The U.S. Environmental Protection Agency last week signed off on a California law that bars large ships from dumping sewage in coastal waters.
The rule creates a "no discharge zone" extending three miles out along California's 1,624-mile coast, instituting the nation's first statewide ban on dumping. Cleaning up the state's waters, policy makers say, will support local aquatic life and public health while minimizing beach closures and improving conditions for commercial fishing and crabbing.
"It's an economic development measure," state Senator Joe Simitian said in a conference call with reporters February 9. Simitian was the author of the anti-dumping legislation , passed initially in 2005. The bill required California to petition the federal government to enforce the provisions. The EPA's approval last week was the final step in that process.
"It's been a long time coming….but the California coast is now protected in perpetuity," Simitian said. "This is clear evidence that states and the federal government can protect the coastline."
The U.S. Coast Guard will police the rule through regular inspections, and state officials will also have some enforcement powers. The EPA estimates the requirements will cost the shipping industry no more than $4 million, most of which will be spent on expanding the size of tanks that store waste.
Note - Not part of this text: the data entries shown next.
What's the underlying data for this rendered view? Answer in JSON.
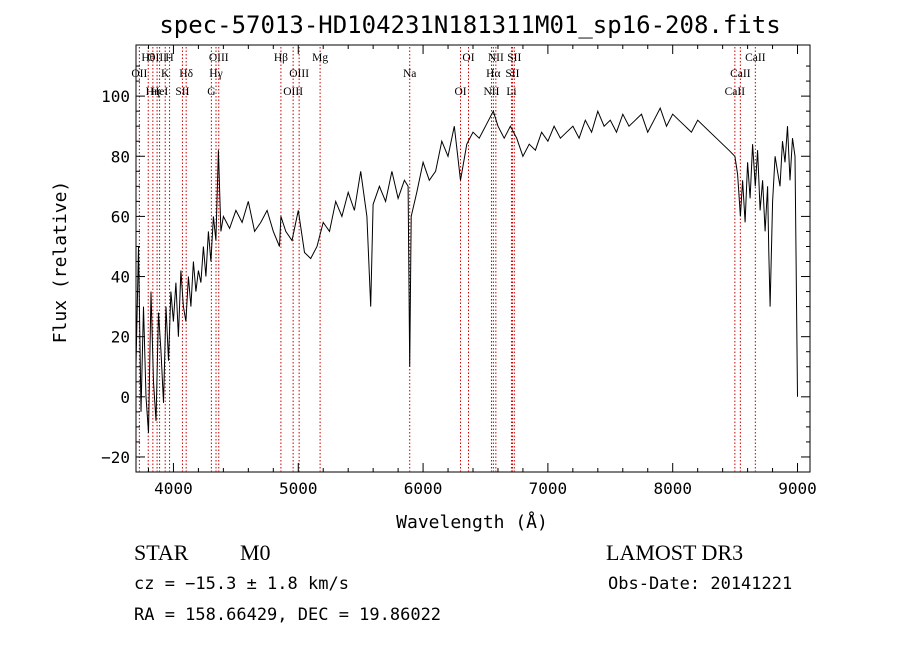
{
  "chart_data": {
    "type": "line",
    "title": "spec-57013-HD104231N181311M01_sp16-208.fits",
    "xlabel": "Wavelength (Å)",
    "ylabel": "Flux (relative)",
    "xlim": [
      3700,
      9100
    ],
    "ylim": [
      -25,
      117
    ],
    "xticks": [
      4000,
      5000,
      6000,
      7000,
      8000,
      9000
    ],
    "xtick_labels": [
      "4000",
      "5000",
      "6000",
      "7000",
      "8000",
      "9000"
    ],
    "yticks": [
      -20,
      0,
      20,
      40,
      60,
      80,
      100
    ],
    "ytick_labels": [
      "−20",
      "0",
      "20",
      "40",
      "60",
      "80",
      "100"
    ],
    "series": [
      {
        "name": "flux",
        "x": [
          3700,
          3720,
          3740,
          3760,
          3780,
          3800,
          3820,
          3840,
          3860,
          3880,
          3900,
          3920,
          3940,
          3960,
          3980,
          4000,
          4020,
          4040,
          4060,
          4080,
          4100,
          4120,
          4140,
          4160,
          4180,
          4200,
          4220,
          4240,
          4260,
          4280,
          4300,
          4320,
          4340,
          4360,
          4380,
          4400,
          4450,
          4500,
          4550,
          4600,
          4650,
          4700,
          4750,
          4800,
          4850,
          4861,
          4900,
          4950,
          5000,
          5050,
          5100,
          5150,
          5200,
          5250,
          5300,
          5350,
          5400,
          5450,
          5500,
          5550,
          5580,
          5600,
          5650,
          5700,
          5750,
          5800,
          5850,
          5880,
          5893,
          5905,
          5950,
          6000,
          6050,
          6100,
          6150,
          6200,
          6250,
          6300,
          6350,
          6400,
          6450,
          6500,
          6563,
          6600,
          6650,
          6700,
          6750,
          6800,
          6850,
          6900,
          6950,
          7000,
          7050,
          7100,
          7150,
          7200,
          7250,
          7300,
          7350,
          7400,
          7450,
          7500,
          7550,
          7600,
          7650,
          7700,
          7750,
          7800,
          7850,
          7900,
          7950,
          8000,
          8050,
          8100,
          8150,
          8200,
          8250,
          8300,
          8350,
          8400,
          8450,
          8498,
          8520,
          8542,
          8560,
          8580,
          8600,
          8620,
          8640,
          8662,
          8680,
          8700,
          8720,
          8740,
          8760,
          8770,
          8780,
          8800,
          8820,
          8840,
          8860,
          8880,
          8900,
          8920,
          8940,
          8960,
          8980,
          9000
        ],
        "y": [
          10,
          50,
          -5,
          30,
          0,
          -12,
          35,
          5,
          -8,
          28,
          15,
          -2,
          30,
          12,
          35,
          25,
          38,
          20,
          42,
          30,
          25,
          40,
          30,
          45,
          35,
          42,
          38,
          50,
          40,
          55,
          45,
          60,
          52,
          82,
          55,
          60,
          56,
          62,
          58,
          65,
          55,
          58,
          62,
          55,
          50,
          60,
          55,
          52,
          62,
          48,
          46,
          50,
          58,
          55,
          65,
          60,
          68,
          62,
          75,
          60,
          30,
          64,
          70,
          65,
          75,
          66,
          72,
          70,
          10,
          60,
          68,
          78,
          72,
          75,
          85,
          80,
          90,
          72,
          84,
          88,
          86,
          90,
          95,
          90,
          86,
          90,
          86,
          80,
          84,
          82,
          88,
          85,
          90,
          86,
          88,
          90,
          86,
          92,
          88,
          95,
          90,
          92,
          88,
          94,
          90,
          92,
          94,
          88,
          92,
          96,
          90,
          94,
          92,
          90,
          88,
          92,
          90,
          88,
          86,
          84,
          82,
          80,
          74,
          60,
          72,
          58,
          78,
          66,
          84,
          70,
          82,
          62,
          72,
          55,
          70,
          48,
          30,
          65,
          80,
          75,
          70,
          85,
          78,
          90,
          72,
          86,
          80,
          0
        ],
        "color": "#000000"
      }
    ],
    "line_markers": [
      {
        "label": "Hθ",
        "wavelength": 3798
      },
      {
        "label": "OII",
        "wavelength": 3727
      },
      {
        "label": "Hη",
        "wavelength": 3835
      },
      {
        "label": "OIII",
        "wavelength": 3869
      },
      {
        "label": "K",
        "wavelength": 3934
      },
      {
        "label": "HeI",
        "wavelength": 3889
      },
      {
        "label": "H",
        "wavelength": 3969
      },
      {
        "label": "Hδ",
        "wavelength": 4102
      },
      {
        "label": "SII",
        "wavelength": 4072
      },
      {
        "label": "OIII",
        "wavelength": 4363
      },
      {
        "label": "Hγ",
        "wavelength": 4341
      },
      {
        "label": "G",
        "wavelength": 4304
      },
      {
        "label": "Hβ",
        "wavelength": 4861
      },
      {
        "label": "OIII",
        "wavelength": 5007
      },
      {
        "label": "OIII",
        "wavelength": 4959
      },
      {
        "label": "Mg",
        "wavelength": 5175
      },
      {
        "label": "Na",
        "wavelength": 5893
      },
      {
        "label": "OI",
        "wavelength": 6300
      },
      {
        "label": "OI",
        "wavelength": 6364
      },
      {
        "label": "Hα",
        "wavelength": 6563
      },
      {
        "label": "NII",
        "wavelength": 6548
      },
      {
        "label": "NII",
        "wavelength": 6583
      },
      {
        "label": "SII",
        "wavelength": 6716
      },
      {
        "label": "Li",
        "wavelength": 6708
      },
      {
        "label": "SII",
        "wavelength": 6731
      },
      {
        "label": "CaII",
        "wavelength": 8542
      },
      {
        "label": "CaII",
        "wavelength": 8498
      },
      {
        "label": "CaII",
        "wavelength": 8662
      }
    ],
    "marker_color": "#cc0000"
  },
  "info": {
    "object_class": "STAR",
    "subclass": "M0",
    "survey": "LAMOST DR3",
    "redshift": "cz = −15.3 ± 1.8 km/s",
    "obs_date": "Obs-Date: 20141221",
    "coords": "RA = 158.66429, DEC =  19.86022"
  }
}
Federal regulators have created maritime anti-dumping zones elsewhere — most recently in Lake Ontario , in response to a New York State petition. But no zone has matched the size of California's, which the EPA estimates will prevent the annual release of about 22.5 million gallons of sewage, about 90 percent of total dumping by the thousands of ships that travel through the area every year. The ban is more comprehensive than most rules elsewhere; it applies to most ships weighing more than 300 tons and prohibits the release of treated sewage, which can still contain harmful bacteria, toxic chemicals and other pollutants.
But EPA officials acknowledge the California ban won't stop cruise ships from dumping waste into Mexican waters or along the Oregon coast, where no similar regulations exist.
"Nationally, there's been a patchwork of rules," says Jared Blumenfeld, an EPA regional administrator. "It's very difficult to implement when you have just narrow bands of water protected along the coastline."
Blumenfeld and others say they hope California's model will spark a trend of similar statewide dumping bans, narrowing gaps in the country's coastal protections — the widest of the gaps being along the Gulf of Mexico. Blumenfeld says Hawaii's waters and Washington State's Puget Sound are also good candidates for future "no discharge zones."